To train a model, all the mobilized images / annotations must be in the
same document.
- Select the share documents containing the ground truth;
- Click on \"Train\" then select the type of model to train:
\"Segment\" for a segmentation model, \"Recognizer\" for a
transcription model;
- Fill out the form then click on \"Train\";
- The training task is started, sometimes you have to wait before this
is displayed.
When the training is finished, the user receives a notification and can
access the final model from the "Models" tab. It is then possible to
download the model or use it on the document.
##### 1.7.2. Refine a model or start from scratch?
The training configuration form allows you to choose:
- If you want to start from scratch (simply indicate the name to give
to the new model that will be created);
- Or if you want to refine a model (it can be loaded from the file
manager, or be already present in the list of models associated with
the current document).
**Caution:** in version 0.6.9, modifying the name of the model to train
is only taken into account in the case of a model starting from zero.
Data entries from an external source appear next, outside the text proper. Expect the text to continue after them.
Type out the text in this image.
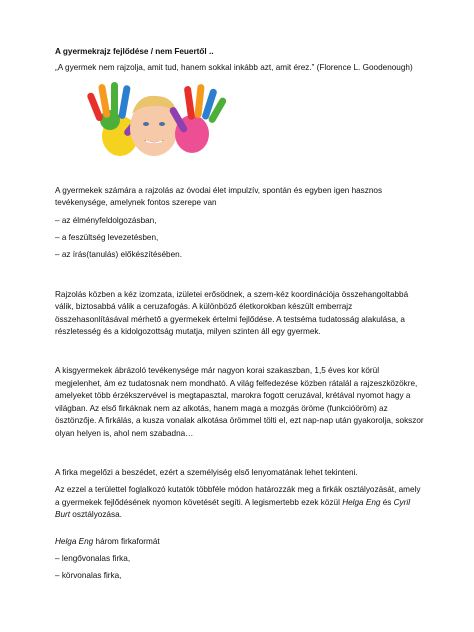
A gyermekrajz fejlődése / nem Feuertől ..

„A gyermek nem rajzolja, amit tud, hanem sokkal inkább azt, amit érez.” (Florence L. Goodenough)

A gyermekek számára a rajzolás az óvodai élet impulzív, spontán és egyben igen hasznos tevékenysége, amelynek fontos szerepe van

– az élményfeldolgozásban,

– a feszültség levezetésben,

– az írás(tanulás) előkészítésében.

Rajzolás közben a kéz izomzata, izületei erősödnek, a szem-kéz koordinációja összehangoltabbá válik, biztosabbá válik a ceruzafogás. A különböző életkorokban készült emberrajz összehasonlításával mérhető a gyermekek értelmi fejlődése. A testséma tudatosság alakulása, a részletesség és a kidolgozottság mutatja, milyen szinten áll egy gyermek.

A kisgyermekek ábrázoló tevékenysége már nagyon korai szakaszban, 1,5 éves kor körül megjelenhet, ám ez tudatosnak nem mondható. A világ felfedezése közben rátalál a rajzeszközökre, amelyeket több érzékszervével is megtapasztal, marokra fogott ceruzával, krétával nyomot hagy a világban. Az első firkáknak nem az alkotás, hanem maga a mozgás öröme (funkcióöröm) az ösztönzője. A firkálás, a kusza vonalak alkotása örömmel tölti el, ezt nap-nap után gyakorolja, sokszor olyan helyen is, ahol nem szabadna…

A firka megelőzi a beszédet, ezért a személyiség első lenyomatának lehet tekinteni.

Az ezzel a területtel foglalkozó kutatók többféle módon határozzák meg a firkák osztályozását, amely a gyermekek fejlődésének nyomon követését segíti. A legismertebb ezek közül Helga Eng és Cyril Burt osztályozása.

Helga Eng három firkaformát

– lengővonalas firka,

– körvonalas firka,
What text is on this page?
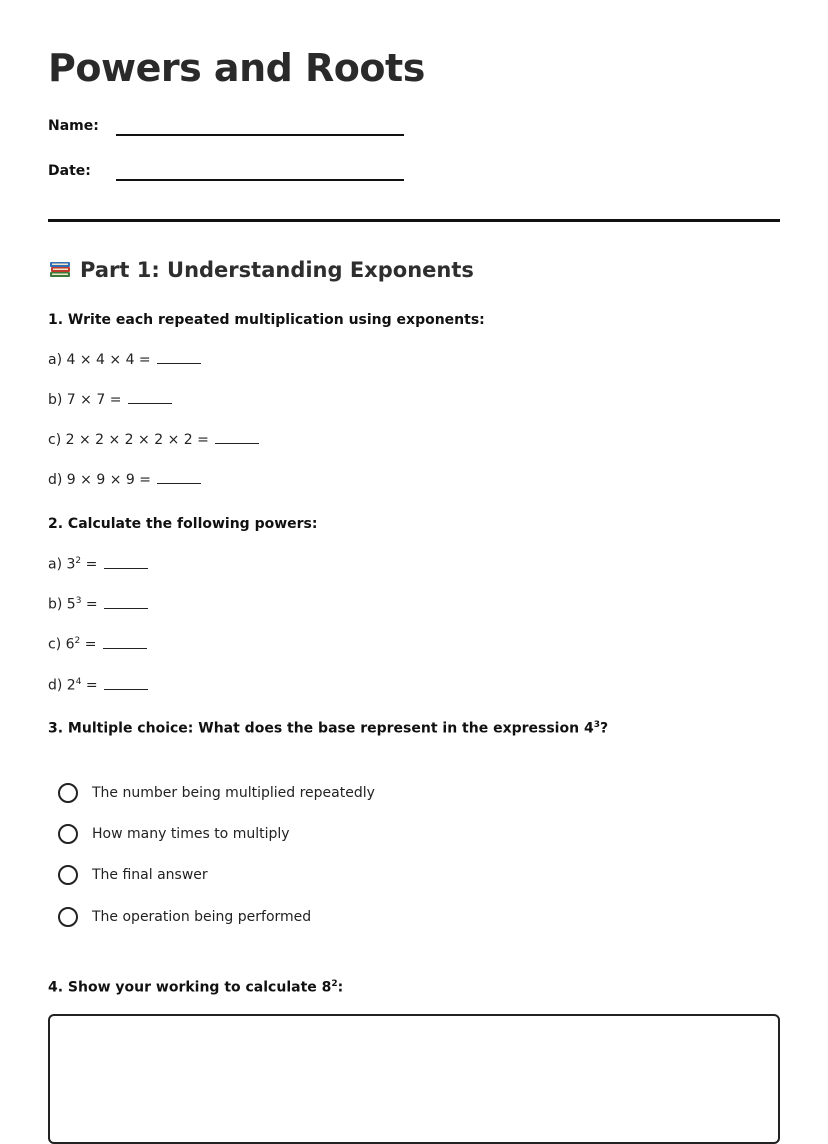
Powers and Roots
Name:
Date:
Part 1: Understanding Exponents
1. Write each repeated multiplication using exponents:
a) 4 × 4 × 4 =
b) 7 × 7 =
c) 2 × 2 × 2 × 2 × 2 =
d) 9 × 9 × 9 =
2. Calculate the following powers:
a) $3^2$ =
b) $5^3$ =
c) $6^2$ =
d) $2^4$ =
3. Multiple choice: What does the base represent in the expression $4^3$?
The number being multiplied repeatedly
How many times to multiply
The final answer
The operation being performed
4. Show your working to calculate $8^2$:
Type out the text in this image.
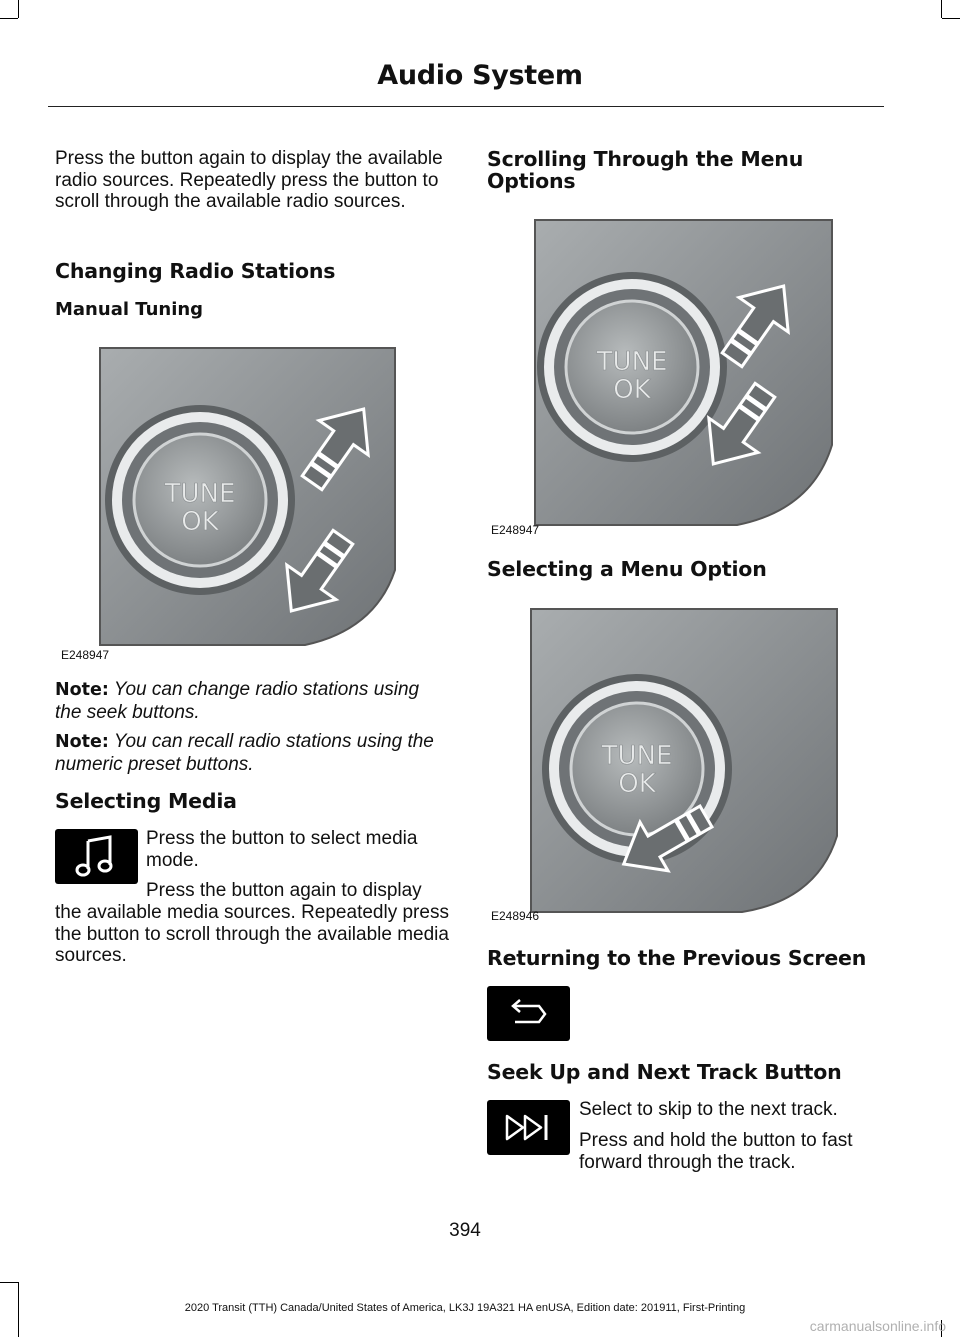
Audio System

Press the button again to display the available radio sources. Repeatedly press the button to scroll through the available radio sources.

Changing Radio Stations
Manual Tuning
TUNE
OK
E248947

Note: You can change radio stations using the seek buttons.

Note: You can recall radio stations using the numeric preset buttons.

Selecting Media

Press the button to select media mode.

Press the button again to display

the available media sources. Repeatedly press the button to scroll through the available media sources.

Scrolling Through the Menu Options
TUNE
OK
E248947
Selecting a Menu Option
TUNE
OK
E248946
Returning to the Previous Screen
Seek Up and Next Track Button

Select to skip to the next track.

Press and hold the button to fast forward through the track.

394
2020 Transit (TTH) Canada/United States of America, LK3J 19A321 HA enUSA, Edition date: 201911, First-Printing
carmanualsonline.info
In
order not to overwrite an already existing model, make sure to download
the model locally, rename it according to the name desired for the new
model, then load it into eScriptorium from the form.
#### 1.8. Export annotations
The export of annotations is carried out from the "Images" tab.
- Select the relevant part-documents;
- Click on \"Export\" then fill out the form:
- Specify the version of the transcription to export;
- Specify the export format (\"Alto\" for XML ALTO, \"Pagexml\"
for XML PAGE, or \"Text\" for plain text);
- Check \"Include Images\" if you also want to export the images;
- Click on Export and save the generated ZIP file.
### 2. Manage a collaborative annotation campaign
#### 2.1. Create a user group (admin)
It is possible to create user groups from the administrator\'s dashboard
(provided you have the associated rights). These groups are used to
define work teams or to assign certain rights to a set of users.
It will soon be possible for a user with sufficient rights to create a
team and invite other users to it.
#### 2.2. Share a document with another user or with a group
A user can share a document with multiple users, including outside of
the group (s) to which it belongs. From the \"Description\" tab:
- Click on the \"Share\" button
- Enter the name of the user with whom to share the document, or check
his name in the list that appears
- To confirm, click on \"Share\"
{width="6.5in" height="3.1944444444444446in"}
#### 2.3. Share a template with another user or with a group
A template is associated with a document and not with a user. To share a
model with another user, there are two possibilities:
- Download the model from the "Models" tab and send the model via
another exchange system (e-mails, etc.);
- Share with the user the document to which the template is
associated. It is then up to the other user to download the model
and then load it into the document where he wishes to apply it.